Life of a ScavengerFor the first time in human history, more people live in cities than in rural areas. By 2050, predicts the United Nations, nearly 70% of the world will be city dwellers.

For a variety of ecological reasons, this can be a potentially good thing, potentially putting the sustainable into development as Dr. Eric W. Sanderson points out in his book Mannahatta: A Natural History of New York City.

"An analysis of the Human Footprint map indicates that 83-percent of the earth's land surface is influenced by people (and that without considering climate change or air pollution, which nevertheless touches the remaining 17 percent - areas we dubbed the "The Last of the Wild")... The problem with today's human footprint isn't that there are cities; rather it is the vast unrelenting extent of humanity's influence.
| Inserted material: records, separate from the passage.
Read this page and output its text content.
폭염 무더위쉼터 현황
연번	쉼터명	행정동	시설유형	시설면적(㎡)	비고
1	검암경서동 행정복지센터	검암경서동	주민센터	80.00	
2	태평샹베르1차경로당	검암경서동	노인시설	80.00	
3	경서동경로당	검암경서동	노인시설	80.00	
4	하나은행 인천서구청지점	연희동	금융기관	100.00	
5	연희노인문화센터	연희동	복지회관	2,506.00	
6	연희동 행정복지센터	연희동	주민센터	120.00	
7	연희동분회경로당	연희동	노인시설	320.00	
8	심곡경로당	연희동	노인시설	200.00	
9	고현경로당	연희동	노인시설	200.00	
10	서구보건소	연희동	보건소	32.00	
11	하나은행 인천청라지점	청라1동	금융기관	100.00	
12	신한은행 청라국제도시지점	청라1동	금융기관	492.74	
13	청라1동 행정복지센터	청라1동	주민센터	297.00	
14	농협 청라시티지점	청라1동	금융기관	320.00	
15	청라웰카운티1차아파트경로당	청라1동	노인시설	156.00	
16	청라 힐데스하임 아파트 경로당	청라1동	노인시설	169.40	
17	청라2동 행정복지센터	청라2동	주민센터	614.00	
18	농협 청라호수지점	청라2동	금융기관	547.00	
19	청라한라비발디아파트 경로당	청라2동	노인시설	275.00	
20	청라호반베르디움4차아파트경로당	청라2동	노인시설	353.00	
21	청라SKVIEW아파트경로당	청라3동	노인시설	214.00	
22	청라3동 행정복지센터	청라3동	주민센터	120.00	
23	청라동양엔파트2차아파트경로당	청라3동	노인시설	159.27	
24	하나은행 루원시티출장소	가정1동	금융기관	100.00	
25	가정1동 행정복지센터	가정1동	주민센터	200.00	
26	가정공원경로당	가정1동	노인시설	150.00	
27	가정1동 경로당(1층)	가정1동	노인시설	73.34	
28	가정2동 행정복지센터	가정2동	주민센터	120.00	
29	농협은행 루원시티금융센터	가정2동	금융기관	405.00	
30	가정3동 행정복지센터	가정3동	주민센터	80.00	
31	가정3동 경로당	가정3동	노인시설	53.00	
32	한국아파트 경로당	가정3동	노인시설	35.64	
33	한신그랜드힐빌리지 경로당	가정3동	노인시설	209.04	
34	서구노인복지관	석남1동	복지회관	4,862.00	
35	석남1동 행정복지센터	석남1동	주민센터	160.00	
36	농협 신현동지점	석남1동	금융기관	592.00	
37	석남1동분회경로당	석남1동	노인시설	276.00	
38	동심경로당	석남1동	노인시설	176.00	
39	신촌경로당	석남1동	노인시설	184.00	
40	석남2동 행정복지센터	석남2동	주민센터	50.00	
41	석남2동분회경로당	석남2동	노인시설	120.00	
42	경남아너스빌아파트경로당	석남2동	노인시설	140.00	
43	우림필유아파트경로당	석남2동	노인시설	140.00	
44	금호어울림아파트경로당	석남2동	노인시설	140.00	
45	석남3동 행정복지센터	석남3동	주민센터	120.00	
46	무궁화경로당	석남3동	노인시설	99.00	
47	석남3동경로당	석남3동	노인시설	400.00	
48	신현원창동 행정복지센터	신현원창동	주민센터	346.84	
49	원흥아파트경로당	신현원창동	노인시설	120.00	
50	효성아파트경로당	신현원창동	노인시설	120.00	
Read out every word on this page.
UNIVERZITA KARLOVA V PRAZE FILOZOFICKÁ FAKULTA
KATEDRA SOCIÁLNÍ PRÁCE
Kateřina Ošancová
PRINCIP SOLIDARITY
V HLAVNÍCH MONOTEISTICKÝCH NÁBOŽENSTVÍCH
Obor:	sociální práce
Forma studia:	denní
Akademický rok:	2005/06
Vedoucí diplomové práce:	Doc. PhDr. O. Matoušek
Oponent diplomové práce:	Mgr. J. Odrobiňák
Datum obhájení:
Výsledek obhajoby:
Cities done well can be just what nature needs..."

What is often glossed over, however in this analysis of humanity's future, is that of this 70-percent of urban inhabitants a shocking two-thirds, or roughly 46-percent, will live slums - those shanty towns on the edges of cities that often lack decent sanitation, housing, access to education, or way of propelling oneself out of poverty.

We have to do better.

Slums emerge for a variety of reasons, but they are often linked with a lack of opportunity in rural areas (often because IMF policies emphasize building up cities), and a lack of opportunities in urban areas to deal with this influx of laborers who often possess the wrong skills for their new environment. Without steady employment, people erect housing where and when they can. In Brazil, in Cambodia, in Nicaragua it is not uncommon for entire families to take up residence in the one location both rich in resources and limited in competition for space - the regional dump. In communities that lack comprehensive recycling or in some cases any form of consolidated trash pick up at all, they are able to eek out a mean existence sorting through detritus for metals, plastics, anything that can be sold to industrial recyclers. The children - and yes, there are children - often do not go to school. When they become old enough - four or five is old enough - they too begin sifting through garbage exposed to the pathogens and neurotoxins that are the norm in modern waste. They reach 8, 9, or 10 having lived a lifetime and already turn to glue sniffing or other cheap intoxicants to blunt the realities of day to day living.

It is not as simple as removing people from the slums. In Managua, Nicaragua efforts at relocation have found that often people return to the dumps for a variety of reasons. Even Chile, often trotted out as Latin America's great economic success story, still had as of January of this year over 50,000 children living in shanty towns.

If our future lies within cities - and increasingly the evidence suggests that it does - then it's important that we make sure these cities meet the needs not of an elite but of the average person. It does not appear, based on our current course, that we are prepared to do that.